Chapter Four
I sprang up in my bed, out of breath, chills running up and down my spine. My palms were sweating. My heart was racing. Was I having a panic attack? I looked at the clock. Was I having a panic attack at three o'clock in the morning?
It took twenty minutes for my heart rate to go back to normal. Then, I layed back down, ready to decipher that dream. I knew that sleep was out of the question.
I never dreamt of a guy before. As much as I tried with Sam, it never happened. And, now, I was dreaming of Paul, and not even an ounce of effort was implied.
I don't know when I stopped analyzing the dream and drifted back to sleep.
This time, I dreamed of Paul again. But, it wasn't in the present tense. It was more like me and Paul when we are in our twenties. Looks like early to midtwenties from what I can tell.
We were out to dinner in a restaurant that I have never seen before in my life, but the food looked pretty good. The plates were empty so I guessed that we had recently just finished eating.
"Maria", he said. He got down on one knee. "I'm in love with you. You were the first that I loved, and ever since we were in high school, I had always known that you were the girl I wanted to marry. The past two years without you, were hell. I can never live without you, not now, not ever again. Will you marry me?"
"Oh my God!" I yelled. "Yes! I love you too, Paul. I'd be proud to be called your wife. Of course I'd marry you Paul. I can't live my life without you."
He smiled, and got a ring from his pocket. He opened the black box, and revealed the ring. It was silver, with a medium sized diamond. It was perfect.
He took it out of the box. "I love you," he said smiling.
"I love you"-
Suddenly pop music disturbed my moment of pure fantasy. My eyes popped open, and instead of Paul, inches away, my pillow was in its place.
Why am I having these kind of dreams? I asked myself that as I got ready for school. And another question is, why did they feel so right? So perfect? Was I really going to fall in love and marry Paul? And how come I never dreamt of Sam before? Was Paul my true love? And did all of this really mean anything? Or was I just crazy?
I was wondering that all of the way to first period algebra. As much as I tried to pay attention to the actual lesson, my mind wouldn't make the effort. The only thing I could think about was Paul and the dreams. Was I really in love?
I knew that I had to tell him that I like him. I had to nip it right in the bud, before I fell too hard, and I got hurt again. I couldn't face a broken heart again. Not after recently putting it behind me. I couldn't face all that pain. Especially twice in less than a months time.
The bell rang, and I was on my way to second period. History class. I was dreading this, even though I got to see Paul. I knew that I would either go home happy, or in love, or in tears.
But why did I have to tell him now? My feelings would still be here tomorrow. It can wait.
The chills in my spine that I experienced when I was dreaming magically appeared the moment when I saw glimpse of his face. What was with these stupid chills? They made me want to jump, but at the same time, they felt, well good.
"Hey Paul," I said.
He turned around, and smiled when he noticed that it was me. "Hey," he said. Oh, God, that accent of his was making me melt like chocolate fondue.
What was with my body and my subconscious mind today? It like had it in for me.
"So what are you reading?" I asked, pointing to the open book on his desk.
"Oh, it's some book about the civil war", he said.
"Can I see?" I asked.
He smiled warmly. "Sure," he said, handing the book to me.
I skimmed the cover, and flipped through it.
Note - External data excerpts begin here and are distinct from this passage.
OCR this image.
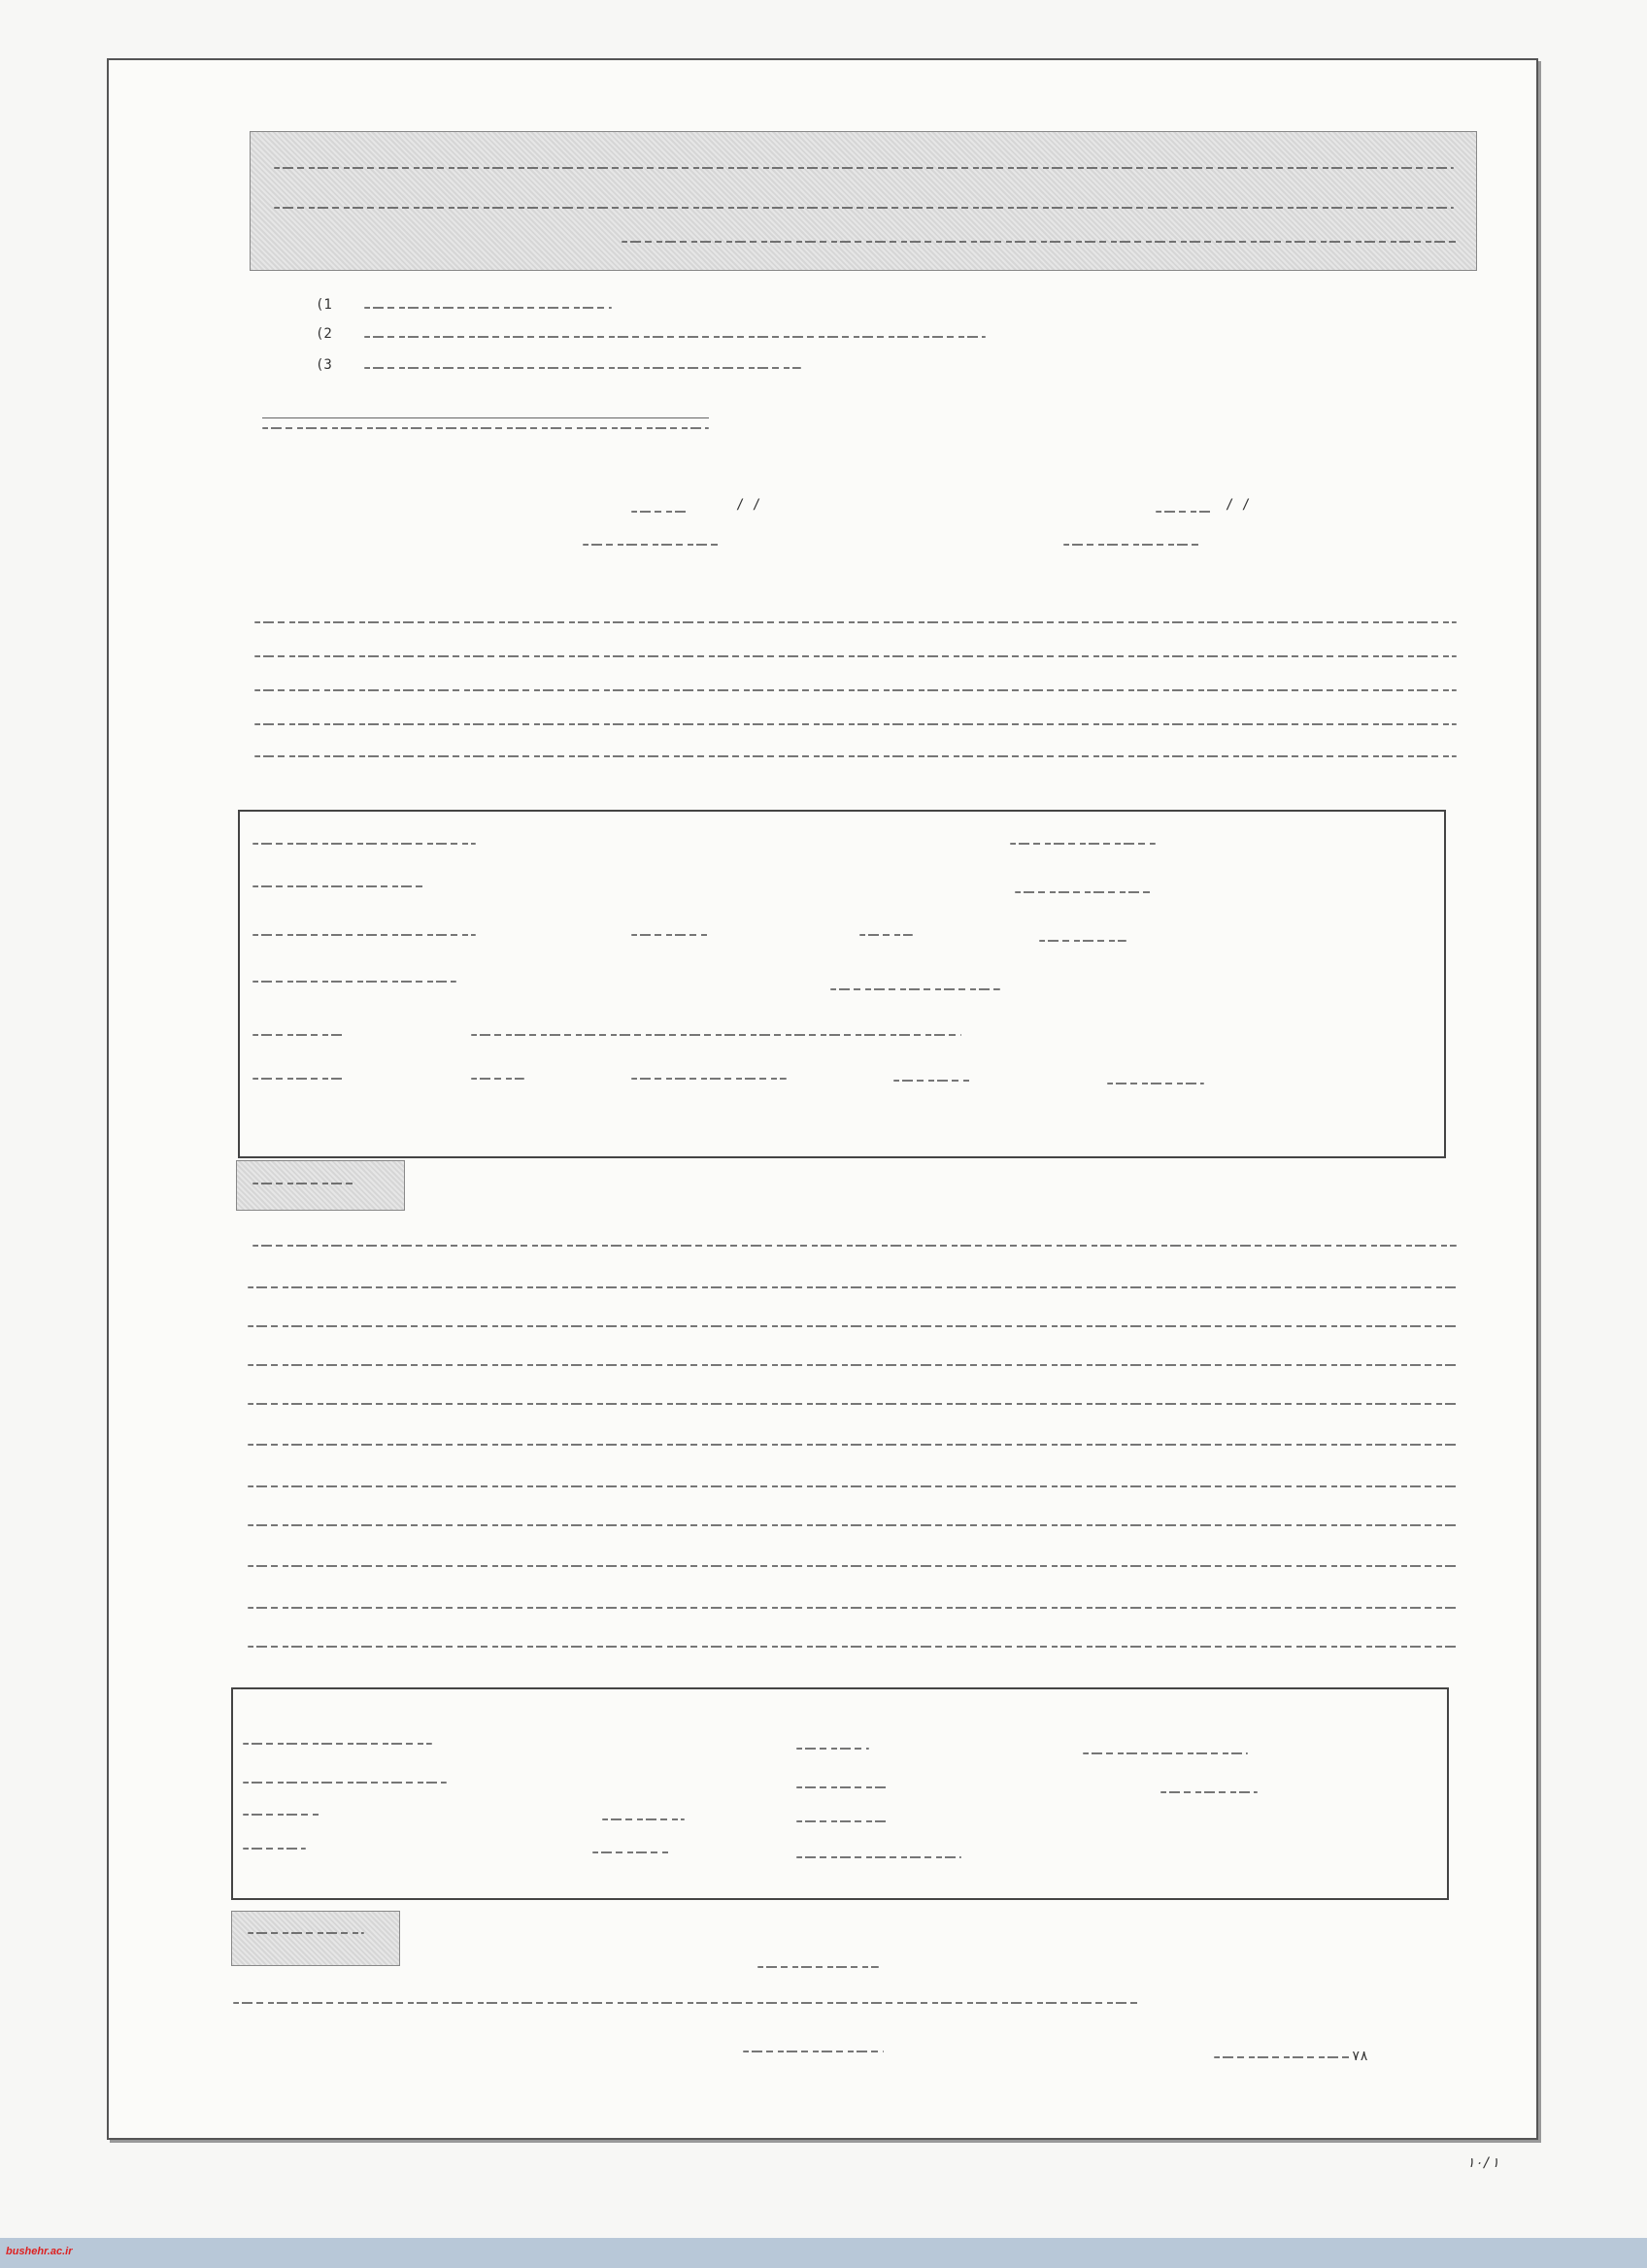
(1
(2
(3
/ /	/ /
۷۸
۱۰/۱
bushehr.ac.ir
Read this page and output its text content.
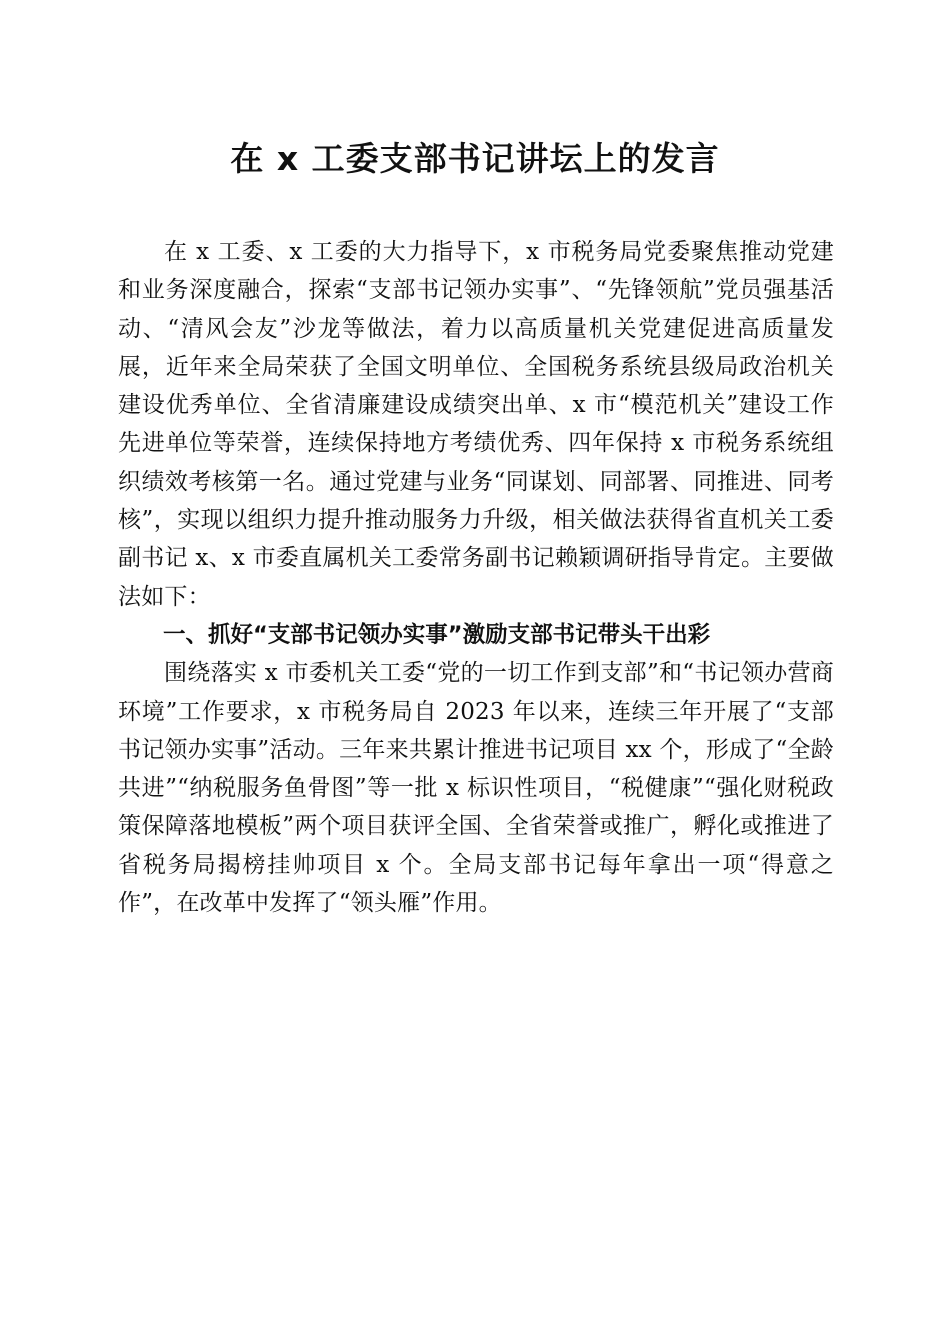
在 x 工委支部书记讲坛上的发言

在 x 工委、x 工委的大力指导下，x 市税务局党委聚焦推动党建和业务深度融合，探索“支部书记领办实事”、“先锋领航”党员强基活动、“清风会友”沙龙等做法，着力以高质量机关党建促进高质量发展，近年来全局荣获了全国文明单位、全国税务系统县级局政治机关建设优秀单位、全省清廉建设成绩突出单、x 市“模范机关”建设工作先进单位等荣誉，连续保持地方考绩优秀、四年保持 x 市税务系统组织绩效考核第一名。通过党建与业务“同谋划、同部署、同推进、同考核”，实现以组织力提升推动服务力升级，相关做法获得省直机关工委副书记 x、x 市委直属机关工委常务副书记赖颖调研指导肯定。主要做法如下：

一、抓好“支部书记领办实事”激励支部书记带头干出彩

围绕落实 x 市委机关工委“党的一切工作到支部”和“书记领办营商环境”工作要求，x 市税务局自 2023 年以来，连续三年开展了“支部书记领办实事”活动。三年来共累计推进书记项目 xx 个，形成了“全龄共进”“纳税服务鱼骨图”等一批 x 标识性项目，“税健康”“强化财税政策保障落地模板”两个项目获评全国、全省荣誉或推广，孵化或推进了省税务局揭榜挂帅项目 x 个。全局支部书记每年拿出一项“得意之作”，在改革中发挥了“领头雁”作用。
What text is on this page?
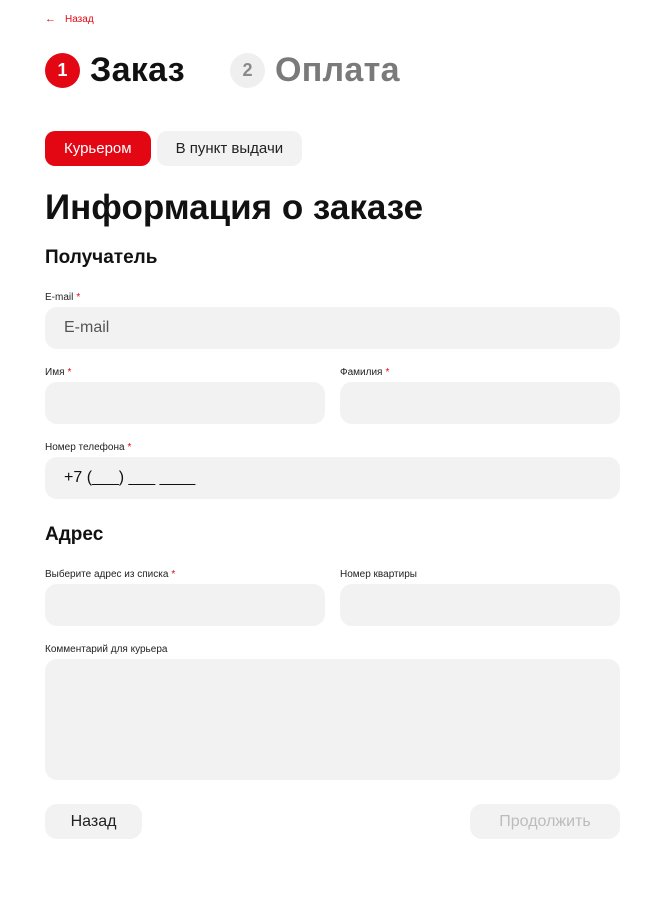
← Назад
1 Заказ	2 Оплата
Курьером	В пункт выдачи
Информация о заказе
Получатель
E-mail *
E-mail
Имя *	Фамилия *
Номер телефона *
+7 (___) ___ ____
Адрес
Выберите адрес из списка *	Номер квартиры
Комментарий для курьера
Назад	Продолжить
It sounded interesting, yet a little bit over my head, much too challenging for my taste. I handed the book back to him.
"Sounds interesting. You're interested in the Civil War, right?" I asked, trying to make conversation. He fascinated me. I never met anyone like him before in my entire life. He was both smart and witty, in addition to cute. A rare combination to find, and you'd be crazy to let that combination go.
"Oh, I'm not just interested in the Civil War. All wars and battles interest me. One of my favorites to study is the Battle of Normandy", he said.
"The Battle of Normandy is when in World War Two, when the Allie Powers tried to trick the Nazi, right?" I asked.
He perked up, like a dog about to get table scraps. "Yes, how did you know that?"
"I guess I payed attention during history class last year when we were studying World War Two. I got like an A on the test", I said.
"I guess either you studied hard for it, or you have a great memory. Or, both", he said.
"Yes, I have", I laughed.
"That's a good quality to have", he said.
I laughed again. "Thanks", I said.
Our conversation was interrupted by Mr. Woods. Damn, he had so start teaching us right now, of all times. Even though it was his job, and everything, I just never wanted this conversation to end. This is heaven. Or wait heaven on Earth. All of Sam's hurt was melting away, all the hurt that he did was erasing. I was beginning to heal. I was beginning to feel complete, unbroken.
I've got to tell him. But it can wait. I'll still like him then.
Tomorrow came. And I didn't tell him. And the day after, I swore that I was going to do it. But, no I did it. Every night, I would dream of him, the dreams weird, yet feeling oh so good.